Janey is originally seeing someone else when she re-enters Ryan's life, working as a nurse. However, he keeps creeping on her, calling her from work over and over, and sending her flowers. Worse, he uses the fact that she accidentally revealed the identity of one of her patients--Drexel Hemsley's dying mother--to creep on, well, a stranger's mother, because when Ryan decides to creep into the room of the hospital where Janey works to see Mrs. Hemsley, he doesn't know they're related. He explains to her, "I'm a big fan of your son's music and I just wanted to offer you a little prayer," but if someone came into my hospital room when I was sleeping and that was their explanation I would say something along the lines of, "AAAAAAAAAAAAAAGGGGGGGHHHHHHHH!!!!!" Admittedly, the conclusion to this creepiness results in the pretty-funny scene where Ryan and his boss from the auto shop show up to serenade Janey, getting arrested in the process--he convinces her to get a single cup of coffee with him, and we Gilligan Cut from his arrest to their getting married. Again, this movie does do some things right.

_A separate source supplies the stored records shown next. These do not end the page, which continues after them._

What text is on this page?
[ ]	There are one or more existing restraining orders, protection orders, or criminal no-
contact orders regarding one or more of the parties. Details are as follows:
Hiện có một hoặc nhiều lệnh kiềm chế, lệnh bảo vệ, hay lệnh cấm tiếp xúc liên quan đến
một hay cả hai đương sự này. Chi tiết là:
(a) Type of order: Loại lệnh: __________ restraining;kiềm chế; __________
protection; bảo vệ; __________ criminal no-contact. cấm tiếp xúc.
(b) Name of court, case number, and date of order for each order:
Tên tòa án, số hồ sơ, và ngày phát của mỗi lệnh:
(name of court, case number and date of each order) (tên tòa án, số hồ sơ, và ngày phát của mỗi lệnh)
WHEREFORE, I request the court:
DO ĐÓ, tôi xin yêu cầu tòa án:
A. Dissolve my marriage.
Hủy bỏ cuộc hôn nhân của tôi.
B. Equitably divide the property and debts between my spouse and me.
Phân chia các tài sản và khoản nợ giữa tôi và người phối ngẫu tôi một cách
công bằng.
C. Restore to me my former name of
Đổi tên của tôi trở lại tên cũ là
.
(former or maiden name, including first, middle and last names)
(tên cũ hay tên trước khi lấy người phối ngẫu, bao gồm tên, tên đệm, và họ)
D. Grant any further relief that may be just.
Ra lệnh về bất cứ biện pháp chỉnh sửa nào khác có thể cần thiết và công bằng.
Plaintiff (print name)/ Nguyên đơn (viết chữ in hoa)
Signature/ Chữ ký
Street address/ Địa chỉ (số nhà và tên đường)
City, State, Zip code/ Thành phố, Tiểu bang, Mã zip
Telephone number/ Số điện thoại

It's interesting because while the movie insinuates that rock and roll was invented by two white guys playing black guys' instruments (actually, from a metaphorical statement, that's...well I mean the white guys don't steal the instruments in this case...), it takes a strong stand against traditional conservative authority. Reverend Wade's treatment of Ryan is shown to be, if not abusive, then sincerely troubling, for both of them, especially when it results in the elder man's heart attack. The movie seems to say that that old way of yelling at your kids, making them follow in your footsteps whether they want to or not, telling them to "be a man," shipping them off to the Army for misbehaving...that hurts both of them, and only in letting it go do the old priest and his son find peace. When the cop shows up to bust the "honky-tonk" that Ryan sings at (with the term itself being a racially-charged phrase), he says to the mostly-black crowd the place is "dark and stinky" and that it's full of "reefers and devil music." Ryan tells him there's nothing wrong with the people there and gets a punch to the gut. Racism and intolerance towards certain types of music are condemned just as surely as that '50s household lifestyle is. Where I was perhaps a bit uncomfortable was where the movie had a scene set during the Six-Day War which was likely intended as an analogy for a modern-day pro-Israel message. It feels out of place with the rest of the movie, but, chemical weapons aside, the scene is framed to be more of a pro-Judaism message, which I support (though I know that associating modern Israel with Judaism can be uncomfortable for some). For a Southern white church in the '60s to include a Menorah in their church and to declare foreign Jewish folk to be God's Chosen People seems pretty progressive to me. This is sort of a setup to when Ryan finds out later that Mrs. Hemsley was Jewish, making him Jewish as well--a fact which seems to delight him. For once, I feel I can presume innocence, and feel comfortable believing that this movie is just pro-Jewish, which is much-needed in movies in the 2010s.

I have so much difficulty digging into the strangeness of this movie, and why they might have done it the way they did. I'm glad that its quirks exist, though, and I can be distracted by such gems as the confirmation that Drexel Hemsley did in fact star in a series of increasingly-shitty beach movies before his untimely demise, just like his real-life counterpart (err...impersonatee?). I can notice little bits like the fact that Ryan's adopted mom never ages even while Pastor Wade shrivels into an old mummy. I can look forward to the bizarre Tarzan yodel Reverend Wade lets out when he finds out Ryan knows the truth about his parentage. Yes, this is a "bad movie." And, it's part of a genre which I normally otherwise find to be really upsetting. But it largely avoids offense and thus carries enough of that elusive hint, that seductive trashy odor, to make it a classic for me.

* Call me crazy, but I looked over my copy a few different times and for the life of me, I swear this movie has no title card. My DVD actually stopped working after my last look-through, and appears to have died permanently! That's why I've used the poster instead, which, incidentally, is from IMDB.